A reportagem é de Juan Pablo Sallaberry, publicada por La Tercera, 01-11-2018. A tradução é de André Langer.
“O edifício está em chamas por causa dos abusos, do acobertamento, da hierarquia que renunciou, e os fundamentos também estão em franca fase de enfraquecimento. Não é possível que o laicato esteja tão passivo e silencioso diante de algo assim; fazemos parte do povo de Deus”. O economista Joseph Ramos fala em caráter de urgência. O ex-decano de Economia da Universidade do Chile deixou a academia e renunciou a todos os seus trabalhos remunerados para se concentrar em escrever e refletir sobre o assunto pelo qual está apaixonado: a religião e a fé.

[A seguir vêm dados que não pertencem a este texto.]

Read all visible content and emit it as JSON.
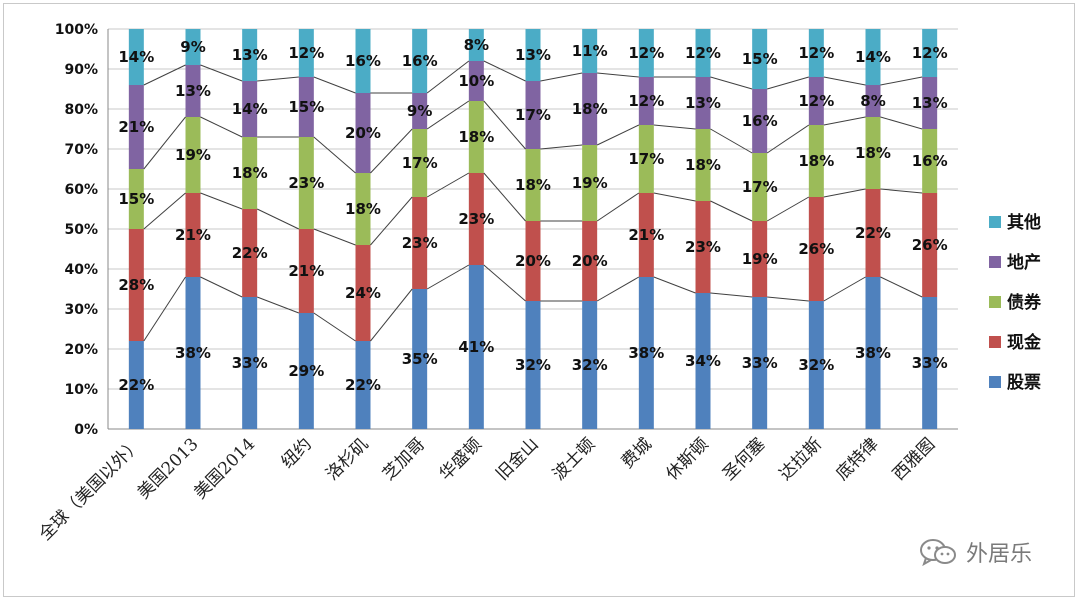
{
  "chart_data": {
    "type": "bar",
    "stacked": true,
    "percent": true,
    "title": "",
    "xlabel": "",
    "ylabel": "",
    "ylim": [
      0,
      100
    ],
    "y_ticks": [
      "0%",
      "10%",
      "20%",
      "30%",
      "40%",
      "50%",
      "60%",
      "70%",
      "80%",
      "90%",
      "100%"
    ],
    "grid": true,
    "legend_position": "right",
    "categories": [
      "全球（美国以外）",
      "美国2013",
      "美国2014",
      "纽约",
      "洛杉矶",
      "芝加哥",
      "华盛顿",
      "旧金山",
      "波士顿",
      "费城",
      "休斯顿",
      "圣何塞",
      "达拉斯",
      "底特律",
      "西雅图"
    ],
    "series": [
      {
        "name": "股票",
        "color": "#4f81bd",
        "values": [
          22,
          38,
          33,
          29,
          22,
          35,
          41,
          32,
          32,
          38,
          34,
          33,
          32,
          38,
          33
        ]
      },
      {
        "name": "现金",
        "color": "#c0504d",
        "values": [
          28,
          21,
          22,
          21,
          24,
          23,
          23,
          20,
          20,
          21,
          23,
          19,
          26,
          22,
          26
        ]
      },
      {
        "name": "债券",
        "color": "#9bbb59",
        "values": [
          15,
          19,
          18,
          23,
          18,
          17,
          18,
          18,
          19,
          17,
          18,
          17,
          18,
          18,
          16
        ]
      },
      {
        "name": "地产",
        "color": "#8064a2",
        "values": [
          21,
          13,
          14,
          15,
          20,
          9,
          10,
          17,
          18,
          12,
          13,
          16,
          12,
          8,
          13
        ]
      },
      {
        "name": "其他",
        "color": "#4bacc6",
        "values": [
          14,
          9,
          13,
          12,
          16,
          16,
          8,
          13,
          11,
          12,
          12,
          15,
          12,
          14,
          12
        ]
      }
    ]
  },
  "watermark": {
    "text": "外居乐",
    "icon": "wechat-icon"
  }
}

Em junho passado, ele escreveu, junto com outros leigos importantes, como Alvaro Covarrubias e Jorge Mardones, um documento com propostas sobre as reformas necessárias que a Igreja católica deveria colocar em prática. O informe assinado por 50 personalidades foi entregue ao delegado do Papa Francisco para os casos de abusos no Chile, Charles Scicluna, e enviado a todos os bispos chilenos.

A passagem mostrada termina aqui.